Ce document-cadre définira notamment les surfaces agricoles et forestières qui pourront être ouvertes à un projet de panneaux photovoltaïques au sol, ainsi que les conditions d’implantation dans ces surfaces. Seuls peuvent être identifiés des sols réputés « incultes » ou non exploités depuis une durée minimale (qui sera fixée par décret).
Dans l’attente de ce document-cadre, les projets d’installation seront soumis à l’accord de la CDPENAF. Puis, lorsque ce document-cadre sera entré en vigueur, la CDPENAF émettra un simple avis sur les installations implantées.

Les projets d’installation dits « agrivoltaïques » pourront s’implanter partout mais seront soumis à l’accord de la CDPENAF. Par ailleurs, la commune et l’intercommunalité seront obligatoirement informées par l’État du dépôt d’une demande d’autorisation.

10. Qu’entend-t-on par « agrivoltaïsme » ?
Est considérée comme « agrivoltaïque » une installation qui apporte directement à la parcelle agricole au moins l’un des services suivants, tout en garantissant à un agriculteur actif une production agricole significative :
 l’amélioration du potentiel et de l’impact agronomiques ;
 l’adaptation au changement climatique ;
 la protection contre les aléas ;
 l’amélioration du bien-être animal.

Une installation ne pourra pas être considérée comme « agrivoltaïque » si elle :
- porte une atteinte substantielle à l’un de ces services, ou une atteinte limitée à deux de ces services ;
- ne permet pas à la production agricole d’être l’activité principale de la parcelle agricole ;
- n’est pas réversible.
La définition de l’agrivoltaïsme sera précisé par un décret qui n’est pas encore paru.

11. En quoi l’instruction des autorisations environnementales sera-t-elle facilitée et le risque de contentieux limité ?

Tout d’abord, la loi raccourcit le délai de délivrance de toutes les autorisations environnementales nécessaires à la mise en place d’installation de production d’énergies renouvelables :
 la durée d’examen de la demande d’autorisation environnementale passe de 4 mois à 3 mois,
 le délai pour la remise du rapport du commissaire enquêteur passe de 1 mois à 15 jours.
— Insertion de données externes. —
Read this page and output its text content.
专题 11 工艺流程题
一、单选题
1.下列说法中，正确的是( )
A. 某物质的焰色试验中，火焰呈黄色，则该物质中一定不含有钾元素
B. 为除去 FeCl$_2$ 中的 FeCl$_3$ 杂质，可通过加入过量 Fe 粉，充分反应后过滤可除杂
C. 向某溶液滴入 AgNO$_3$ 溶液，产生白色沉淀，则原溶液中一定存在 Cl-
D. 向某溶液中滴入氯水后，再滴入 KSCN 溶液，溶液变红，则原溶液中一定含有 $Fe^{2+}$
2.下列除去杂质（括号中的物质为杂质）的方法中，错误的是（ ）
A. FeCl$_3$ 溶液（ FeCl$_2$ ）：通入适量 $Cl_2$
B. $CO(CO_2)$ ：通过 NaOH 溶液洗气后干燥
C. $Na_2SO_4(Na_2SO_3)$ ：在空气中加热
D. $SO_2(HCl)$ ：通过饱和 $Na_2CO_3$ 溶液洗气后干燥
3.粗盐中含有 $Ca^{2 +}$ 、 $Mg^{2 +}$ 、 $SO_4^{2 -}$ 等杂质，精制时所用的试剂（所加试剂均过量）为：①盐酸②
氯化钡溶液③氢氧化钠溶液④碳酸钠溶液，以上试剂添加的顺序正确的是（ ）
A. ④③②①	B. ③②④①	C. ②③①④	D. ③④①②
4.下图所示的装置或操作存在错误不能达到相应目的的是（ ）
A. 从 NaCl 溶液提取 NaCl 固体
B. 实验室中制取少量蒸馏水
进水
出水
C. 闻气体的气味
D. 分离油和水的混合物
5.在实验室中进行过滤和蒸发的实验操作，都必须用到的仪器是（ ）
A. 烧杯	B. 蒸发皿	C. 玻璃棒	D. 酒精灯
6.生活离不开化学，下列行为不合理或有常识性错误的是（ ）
12. Les ZAENR risquent-elles d’entraîner une pression des installations d’EnR sur les espaces naturels et agricoles, notamment avec les centrales photovoltaïques au sol ?
La loi prévoit que l’État, pour faciliter le travail aux communes, peut mettre à leur disposition un cadastre solaire qui prend en compte les toitures et de manière plus générales toutes les surfaces déjà artificialisées, y compris les parcs de stationnement. S’agissant de ces derniers, la loi instaure une obligation d’installer des ombrières photovoltaïques sur au moins la moitié de la surface de tout parking de plus de 1 500 m2 (avec toutefois un certain nombre d’exceptions). Elle ajoute que l’identification des ZAENR doit s’appuyer sur les inventaire intercommunaux des zones d’activités économiques existantes.
Par ailleurs, la loi interdit la création de ZAENR :
 dans les parcs naturels nationaux ainsi que dans les réserves naturelles pour toutes les filières ;
 dans certaines zones Natura 2000 (zones de protection spéciale et zones spéciales de conservation des chiroptères) pour les éoliennes ;
 pour le photovoltaïque au sol, dans des secteurs boisés si cela implique un défrichement de plus de 25 ha (interdiction qui ne mange pas de pain étant donné l’ampleur que cela représenterait).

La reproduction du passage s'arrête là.